A few weeks ago, I had a short stay in Paris. I was eager to go to Notre Dame Cathedral once again on my visit, to see how the restoration was progressing after the tragic fire in April 2019.
It is still a building site after three years and looks like it is barricaded in for a siege. The modern steel scaffolding surrounding it looks incongruous against its ancient walls as do the high cranes hovering over the roof. The imposing main entrance with its two towers, famous rose window and great doors is currently cordoned off with boards. Behind them engineers’ temporary offices and builders’ huts stand in their own little yard. The whole edifice is hemmed in by scaffolding as if it cannot stand up without it.
On my last night, I stood listening to a lone violinist, an elegant busker, playing on the Parvis, the pavement in front of the Cathedral. He was a dancing shadow, gently swaying to and fro to his music, gliding in and out of the light and dwarfed by his backdrop: the two mighty towers looming behind him, lit by floodlights.
Keening with his bow, he began a sad sarabande by Bach, etching an elegy into the still night air. Little lights blazed out above the boards behind him and on the steel ribs of scaffolding illumining the ancient arches like votive lamps. Despite the apparatus of reconstruction surrounding it, the Cathedral was still beautiful against the indigo sky. As the sad tune lingered in the night air, time stood still. It was a moment of time and yet not of time. Like Notre Dame itself: of time and yet not of time.
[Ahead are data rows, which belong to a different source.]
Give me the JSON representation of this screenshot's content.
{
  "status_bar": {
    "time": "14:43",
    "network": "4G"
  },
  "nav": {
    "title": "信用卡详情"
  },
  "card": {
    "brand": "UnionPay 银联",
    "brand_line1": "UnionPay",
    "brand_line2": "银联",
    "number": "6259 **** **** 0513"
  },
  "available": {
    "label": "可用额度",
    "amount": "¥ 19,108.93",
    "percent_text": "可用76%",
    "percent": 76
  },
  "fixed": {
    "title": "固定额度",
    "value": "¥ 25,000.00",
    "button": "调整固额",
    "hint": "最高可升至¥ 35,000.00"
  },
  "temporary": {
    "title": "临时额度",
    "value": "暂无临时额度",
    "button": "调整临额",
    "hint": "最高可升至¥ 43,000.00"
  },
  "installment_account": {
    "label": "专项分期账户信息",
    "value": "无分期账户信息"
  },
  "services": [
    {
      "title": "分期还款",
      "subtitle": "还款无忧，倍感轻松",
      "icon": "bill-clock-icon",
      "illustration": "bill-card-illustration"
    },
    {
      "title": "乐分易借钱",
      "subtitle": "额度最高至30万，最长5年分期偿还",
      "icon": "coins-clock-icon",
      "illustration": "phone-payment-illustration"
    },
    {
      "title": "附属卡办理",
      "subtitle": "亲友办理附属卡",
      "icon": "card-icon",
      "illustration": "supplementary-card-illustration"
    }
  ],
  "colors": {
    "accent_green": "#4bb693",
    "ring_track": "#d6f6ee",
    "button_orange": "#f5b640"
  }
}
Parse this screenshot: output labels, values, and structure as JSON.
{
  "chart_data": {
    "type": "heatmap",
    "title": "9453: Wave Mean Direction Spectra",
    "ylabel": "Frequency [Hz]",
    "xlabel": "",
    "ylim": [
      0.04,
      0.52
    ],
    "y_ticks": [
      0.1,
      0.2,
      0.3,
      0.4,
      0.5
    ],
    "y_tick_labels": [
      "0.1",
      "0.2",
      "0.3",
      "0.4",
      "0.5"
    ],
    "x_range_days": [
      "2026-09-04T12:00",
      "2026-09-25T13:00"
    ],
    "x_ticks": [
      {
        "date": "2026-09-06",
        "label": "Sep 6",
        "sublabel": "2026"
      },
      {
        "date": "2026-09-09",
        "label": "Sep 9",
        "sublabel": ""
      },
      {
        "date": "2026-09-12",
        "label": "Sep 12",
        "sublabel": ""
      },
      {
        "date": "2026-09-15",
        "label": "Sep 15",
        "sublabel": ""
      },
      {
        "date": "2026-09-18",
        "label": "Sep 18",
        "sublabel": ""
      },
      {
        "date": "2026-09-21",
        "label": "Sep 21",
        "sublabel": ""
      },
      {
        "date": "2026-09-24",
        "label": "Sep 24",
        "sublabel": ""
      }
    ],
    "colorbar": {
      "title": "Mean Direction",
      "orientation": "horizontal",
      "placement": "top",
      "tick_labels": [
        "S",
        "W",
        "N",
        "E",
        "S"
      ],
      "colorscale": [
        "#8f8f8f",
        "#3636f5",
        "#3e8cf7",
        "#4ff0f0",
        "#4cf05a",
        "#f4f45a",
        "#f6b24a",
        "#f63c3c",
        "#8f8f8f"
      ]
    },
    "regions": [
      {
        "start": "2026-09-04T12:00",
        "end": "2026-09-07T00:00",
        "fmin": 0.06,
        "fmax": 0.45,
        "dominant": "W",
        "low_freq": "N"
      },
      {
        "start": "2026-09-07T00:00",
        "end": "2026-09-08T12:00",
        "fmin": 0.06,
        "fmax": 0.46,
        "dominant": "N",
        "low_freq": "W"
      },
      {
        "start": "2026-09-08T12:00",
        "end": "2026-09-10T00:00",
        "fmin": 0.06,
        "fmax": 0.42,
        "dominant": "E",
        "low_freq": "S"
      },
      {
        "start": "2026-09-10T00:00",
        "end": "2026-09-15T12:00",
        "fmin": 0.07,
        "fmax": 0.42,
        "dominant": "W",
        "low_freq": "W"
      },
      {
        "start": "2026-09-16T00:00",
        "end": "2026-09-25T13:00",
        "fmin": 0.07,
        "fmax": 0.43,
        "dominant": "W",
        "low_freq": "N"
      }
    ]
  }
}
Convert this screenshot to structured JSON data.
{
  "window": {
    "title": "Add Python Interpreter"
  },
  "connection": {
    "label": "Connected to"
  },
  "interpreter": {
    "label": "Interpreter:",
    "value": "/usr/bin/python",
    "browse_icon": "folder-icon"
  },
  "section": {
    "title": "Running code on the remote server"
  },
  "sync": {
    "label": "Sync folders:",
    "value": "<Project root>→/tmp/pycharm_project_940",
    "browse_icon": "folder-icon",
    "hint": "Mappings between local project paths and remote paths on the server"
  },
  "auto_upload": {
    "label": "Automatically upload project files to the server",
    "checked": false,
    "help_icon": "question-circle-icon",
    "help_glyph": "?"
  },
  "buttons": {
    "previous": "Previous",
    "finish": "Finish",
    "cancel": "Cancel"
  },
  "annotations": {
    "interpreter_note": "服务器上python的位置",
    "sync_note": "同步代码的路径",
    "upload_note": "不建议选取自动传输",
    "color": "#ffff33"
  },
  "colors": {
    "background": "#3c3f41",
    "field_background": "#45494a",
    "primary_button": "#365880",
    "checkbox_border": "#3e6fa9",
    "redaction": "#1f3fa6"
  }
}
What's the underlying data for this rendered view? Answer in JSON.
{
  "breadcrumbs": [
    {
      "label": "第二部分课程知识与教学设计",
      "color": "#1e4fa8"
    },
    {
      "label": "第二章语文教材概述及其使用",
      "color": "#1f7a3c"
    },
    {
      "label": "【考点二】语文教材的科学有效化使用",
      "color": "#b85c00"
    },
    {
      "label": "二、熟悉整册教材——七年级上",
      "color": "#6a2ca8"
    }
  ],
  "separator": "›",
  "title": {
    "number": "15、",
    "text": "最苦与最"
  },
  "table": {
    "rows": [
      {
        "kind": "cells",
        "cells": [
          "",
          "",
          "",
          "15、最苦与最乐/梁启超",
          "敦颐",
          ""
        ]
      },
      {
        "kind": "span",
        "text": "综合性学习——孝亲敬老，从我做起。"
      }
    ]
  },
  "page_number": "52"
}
And yet the sorrowful melody wasn’t an elegy. For Notre Dame is still with us, still standing strong as if eager to push away the scaffolding supporting it: a symbol of survival and of renewal, an icon for our post-pandemic times.
The sarabande was rather a lament for the tragic fire that almost destroyed the Cathedral. And it seemed to me, for the victims of the pandemic and of our war torn world.
As I gazed at Notre Dame shored up by scaffolding I was reminded of trying to live an oblate life in lockdown. I clung to my Benedictine scaffolding then to give some shape to my day and the lights in my darkness were the Rule, Scripture and other spiritual reading. I also felt shored up by my oblate brethren everywhere and my own community with their encouragement and prayers. Not being able to meet made us all a digital community then, and we still are to some extent.
Now that we have started to move out of the pandemic, I have come to realise that if we would practice stability, to stand strong like Notre Dame, we still need this scaffolding, and these lights in the darkness of our hearts. We still need our apparatus of reconstruction. For each day is a process of reconstruction and renewal for us, if we would be open to God’s grace. As St Antony of Egypt prayed every day according to legend, ‘Today I begin.’
Notre Dame, skirted by scaffolding gives a lie to the adage ‘You’ve got to stand on your own two feet’. So does St Benedict’s Rule. Yes we do have to stand on our own feet and walk too in our own individual vocation. But we all need support, to be shored up, like Notre Dame, at times, to let others help us to rebuild, to renew ourselves. And we are called to be the scaffolding for others, to help them to rebuild and renew themselves also.
This is why our Holy Father Benedict emphasises in the Rule that we are a cenobitic order, living out an individual vocation but within a community because we need their help and prayers and of those who have gone before us, the communion of saints, to do this.
There may be times when we oblates, who live outside our monastic community, feel we are living our vocation like a hermit, especially if we live alone as I do. But, as we know, we are not hermits, who, as St Benedict writes in Chapter 1, ‘have been tested a long time in the monastery’ before they are allowed to begin a hermit life.
However, living through long periods of lockdown may have encouraged a hermit mentality in us. So it is important to open out to others and to keep in touch with our oblate sisters and brothers and with our communities and there are so many ways of doing this, as we have all learnt over the last two years.
At the heart of the Cathedral of Notre Dame is the Presence of Christ in the Blessed Sacrament. It is what Erik Varden, in a recent post on this blog ‘Coram Fratribus’ refers to as ‘the current of sacramental grace, quiet but constant, uncontainable by worldly constraints.’ It is this stream of grace which has quietly strengthened and upheld the life of Notre Dame for centuries and which has upheld and quietly strengthens our oblate lives too. It is this stream of grace which will truly reconstruct and renew the Cathedral and ourselves also as we move out into a post-pandemic world.